It is time to separate the O from the G
Two very different specialties, obstetrics (O) and gynecology (G), were fused into one in 1889. It is difficult to conceive that, with the expansion of both specialties in knowledge, procedures, and subspecialties, they still remain as one after 130 years. The American College of Obstetricians and Gynecologists was founded in 1952, and after 68 years no major changes have been made to accept or incorporate that there is a need to consider O and G as two different specialties.
Obstetrics and gynecology are the only specialties dedicated exclusively to women but with a very different purpose: the O is for reproduction, the G is for prevention and management of genital diseases. The specialties of O and G are so different the only thing in common is the patient.
It is time to separate the O from the G.
Are we training surgically competent residents?
No, we are not. There is an adequate volume for training and practice in O with close to 3.8 million births a year (the number cited by the Centers for Disease Control and Prevention in 2018). Not surprisingly, there is a need for trainees and also for practitioners in rural areas. As a result, the surgical training and practice in G is not optimal. If the number of hysterectomies was even near that of deliveries, there would be an adequate volume for everyone in training and in practice. But this is not the case.

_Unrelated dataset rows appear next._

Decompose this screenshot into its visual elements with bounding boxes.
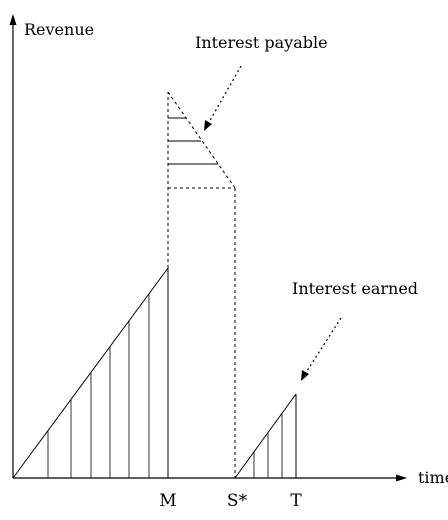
dotted-arrow-shaft [207,65,242,125]
annotation-arrow-earned [301,317,342,381]
hatch-lines-payable [168,117,218,165]
annotation-arrow-payable [204,65,242,131]
y-axis-arrowhead [9,14,17,25]
arrowhead [204,120,212,131]
axes [9,14,407,482]
tick-label-m: M [159,491,176,511]
hatch-lines-second [253,413,283,478]
arrowhead [301,370,309,381]
dashed-hypotenuse [167,91,236,189]
tick-label-s-star: S* [227,491,248,511]
revenue-ramp-first [12,267,169,479]
hatch-lines-first [47,294,150,478]
y-axis-label: Revenue [24,20,94,39]
dotted-arrow-shaft [304,317,342,375]
revenue-triangle-second [234,393,297,479]
revenue-ramp-second [234,393,297,479]
interest-payable-region [167,91,236,478]
x-axis-arrowhead [396,474,407,482]
tick-label-t: T [290,491,302,511]
revenue-triangle-first [12,267,169,479]
x-axis-label: time [418,468,448,487]
annotation-interest-earned: Interest earned [292,279,418,298]
annotation-interest-payable: Interest payable [195,33,328,52]
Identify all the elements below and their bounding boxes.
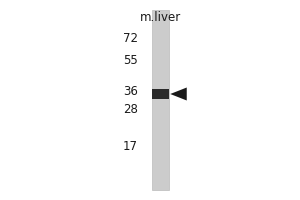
Bar — [152, 10, 169, 190]
Text: 28: 28 — [123, 103, 138, 116]
Bar — [152, 89, 169, 99]
Text: m.liver: m.liver — [140, 11, 181, 24]
Text: 36: 36 — [123, 85, 138, 98]
Text: 55: 55 — [123, 54, 138, 68]
Polygon shape — [170, 88, 187, 100]
Text: 72: 72 — [123, 32, 138, 46]
Text: 17: 17 — [123, 140, 138, 152]
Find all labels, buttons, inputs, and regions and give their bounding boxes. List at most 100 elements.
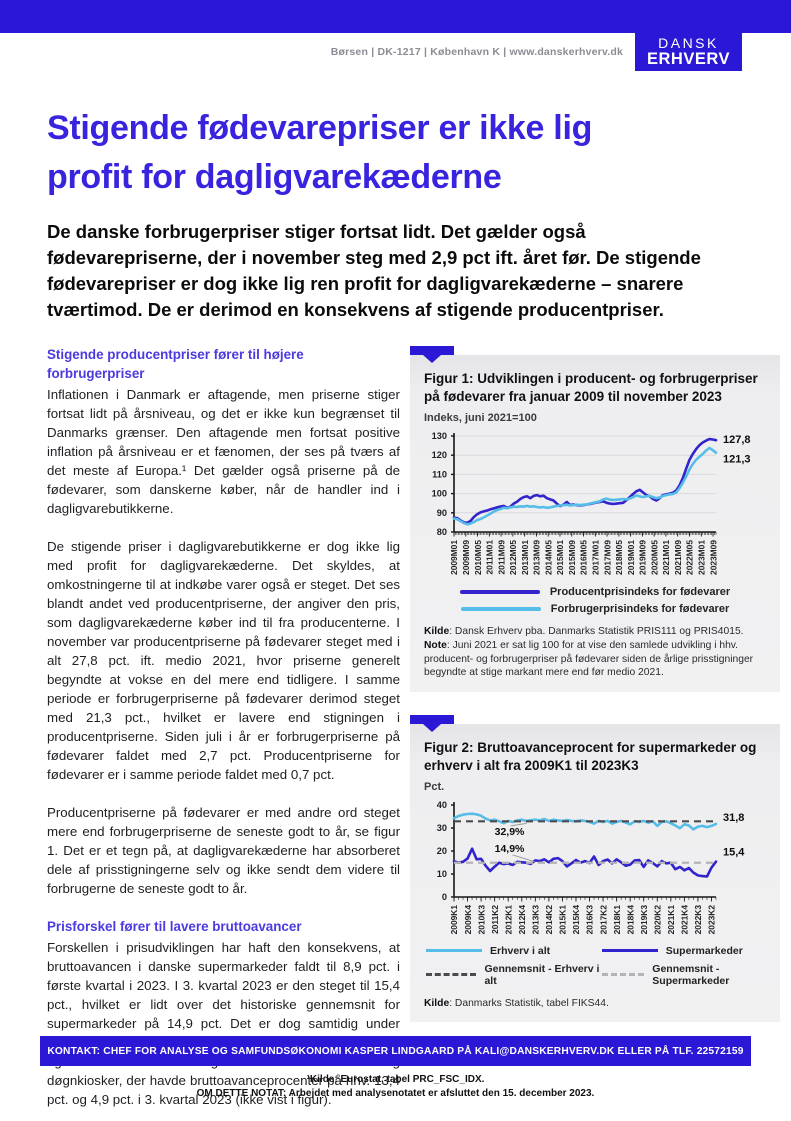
avg-erhverv-dash-swatch-icon bbox=[426, 973, 477, 977]
svg-text:2023K2: 2023K2 bbox=[707, 904, 717, 934]
main-content: Stigende fødevarepriser er ikke lig profi… bbox=[0, 104, 791, 1121]
svg-text:2010M05: 2010M05 bbox=[473, 540, 483, 575]
body-paragraph: Producentpriserne på fødevarer er med an… bbox=[47, 805, 400, 896]
figure-2-card: Figur 2: Bruttoavanceprocent for superma… bbox=[410, 714, 780, 1023]
header-address[interactable]: Børsen | DK-1217 | København K | www.dan… bbox=[330, 46, 623, 58]
erhverv-line-swatch-icon bbox=[426, 949, 482, 953]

The Accreditation Council for Graduate Medical Education (ACGME) mandates OG residents to graduate with a minimum of 70 minimally invasive hysterectomies (MIH), including laparoscopic (LH), vaginal (VH), and laparoscopic vaginally assisted (LAVH). In 2017, 51% of graduating residents fell below the minimum of 70 MIH.1 Because the learning curve of LH ranges from 30 to 80 cases,2 it is not surprising most residents feel surgically inadequate at graduation to function independently.
Increased procedures and technologies with reduced training hours
Let’s look at hysterectomies. From two techniques, vaginal and abdominal, they have expanded to LH, LAVH, robotic, single-site LH, single-site robotic, and recently single-port robotic. In addition, different and new technologies for hysteroscopy and myomectomy procedures have been developed.
All these operations are supposed to be part of any training program as ACGME demands “OG residents must be able to competently perform all medical, diagnostic, and surgical procedures considered essential for the area of practice.”3 In addition, primary care has been added to OG residency training: “Primary health care management from adolescence through reproductive age to midlife and beyond is integral to any ob.gyn.’s practice” and “Obstetrician-gynecologists are viewed by some entities as being primary care physicians for women, especially as coordinators of care among most reproductive-aged women,” according to ACOG.4
All this with reduced training hours.
The number of training hours a week has been reduced to 80, while it used to be over 100 hours. If you do the math, 20 fewer hours a week for 4 years amounts to 4,240 hours, equivalent to 180 days, equal to 6 months.
Graduating residents must pass a written and an oral exam for certification and with this are approved to enter the operating room and operate on women without a surgical skills test.